Now, we fully recognized that this Court approaches tying arrangements quite properly so with suspicion.

Indeed, the Court has repeatedly said that they serve hardly any purpose beyond discretion of competition.

At the same time, even under the more easily established standards of Section 3 of Clayton Act that Court has recognized the tying arrangements are not inevitably anticompetitive.

And without going into the details we respectfully refer the Court to the Sinclair Refining case which is cited at some detail in our brief.

We urge that where a tying product is claimed to be unique solely because it is offered at a lower price or on more favorable terms, it cannot logically be inferred from that fact standing alone that there is a sufficient economic power over the tying element to constitute a per se violation.

I would ask the Court to consider the following few examples.

A buyer may take a tied product as the condition of paying a lower price for the tying product, simply because he considers the package to offer the best available terms for the combination of products he wants not because the seller has economic power over the tying element or because the buyer is coerce to take a tied product that he does not want.

Indeed, the fact that the tying product must be offered on more favorable terms, may suggest that it lacks even competitive parity in part of the tying product.

Further, even a seller with no economic power may use a tying product is a lost leader to promote the sale of the tied product by selling the tying product at a loss, in effect he reduces the prices of the tied product that he is selling.

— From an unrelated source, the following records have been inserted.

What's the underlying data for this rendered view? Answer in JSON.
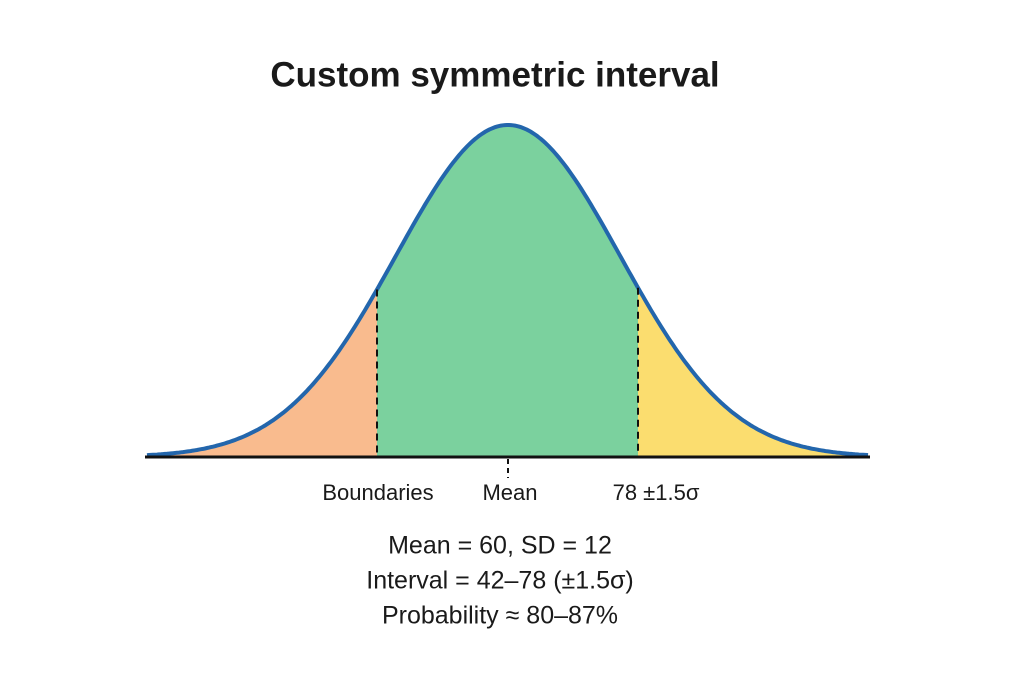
{
  "title": "Custom symmetric interval",
  "axis_labels": [
    "Boundaries",
    "Mean",
    "78 ±1.5σ"
  ],
  "notes": [
    "Mean = 60, SD = 12",
    "Interval = 42–78 (±1.5σ)",
    "Probability ≈ 80–87%"
  ]
}
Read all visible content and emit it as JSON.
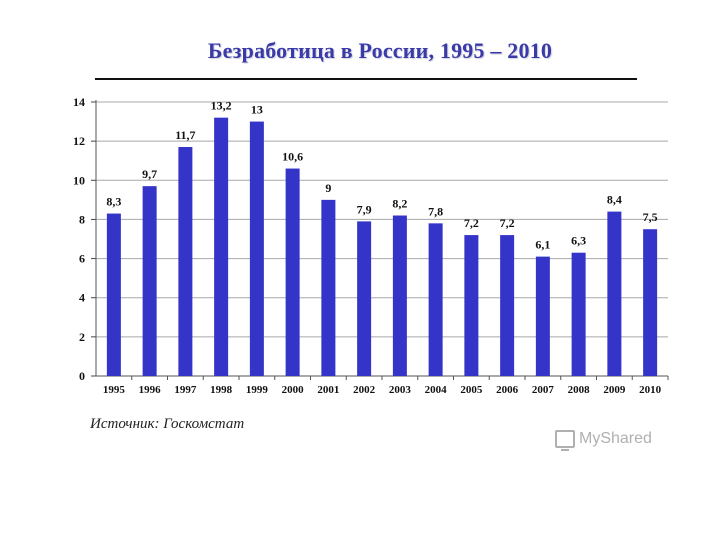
{
  "chart_data": {
    "type": "bar",
    "title": "Безработица в России, 1995 – 2010",
    "categories": [
      "1995",
      "1996",
      "1997",
      "1998",
      "1999",
      "2000",
      "2001",
      "2002",
      "2003",
      "2004",
      "2005",
      "2006",
      "2007",
      "2008",
      "2009",
      "2010"
    ],
    "values": [
      8.3,
      9.7,
      11.7,
      13.2,
      13,
      10.6,
      9,
      7.9,
      8.2,
      7.8,
      7.2,
      7.2,
      6.1,
      6.3,
      8.4,
      7.5
    ],
    "value_labels": [
      "8,3",
      "9,7",
      "11,7",
      "13,2",
      "13",
      "10,6",
      "9",
      "7,9",
      "8,2",
      "7,8",
      "7,2",
      "7,2",
      "6,1",
      "6,3",
      "8,4",
      "7,5"
    ],
    "y_ticks": [
      "0",
      "2",
      "4",
      "6",
      "8",
      "10",
      "12",
      "14"
    ],
    "ylim": [
      0,
      14
    ],
    "xlabel": "",
    "ylabel": "",
    "grid": true,
    "legend": "none",
    "bar_color": "#3434c8"
  },
  "source": "Источник: Госкомстат",
  "watermark": "MyShared"
}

Now, we respectfully submit that in Northern Pacific, this Court appears to have recognized that offering the tying product on more favorable terms may imply the absence of economic power.

Specifically, the majority opinion there appears to have given weight to the fact that that the defendant there made no claim that the tying land came any cheaper than if the tying condition had not been imposed.

Finally, my time is about to expire, we ask the Court to consider the particular nature, the tying element involved here, financing, a commitment to lend money credit.

If this case has any significance for others than the parties to it, it is most likely in connection with this respect, with this aspect of the case.

Dealer, financing by sellers upon the condition of the seller’s goods be purchased is widespread in the business community.

Indeed, we argue that it is inevitable because every sale on credit involves a tie-in, financing by the seller upon the condition that the buyer purchase the seller’s goods, unless the seller either increases his price for his goods or recovers in the form of interest the full cost of his foregoing prompt receded the funds, he has reduced the price of his goods.

If the seller offers credit or financing on more favorable terms than available elsewhere, to that extent, he has also reduced the price of his goods.

Macdonald Flinn:

We submit that such financing, unique because offered on more favorable terms than available elsewhere is price competition in the goods sold.

As such, the financing challenge by the plaintiff here was an integral element of the price of the defendants’ prefabricated houses.

For all of these reasons, we submit the judgment below should be affirmed.

If the Court has no further question, I shall conclude Mr. Chief Justice.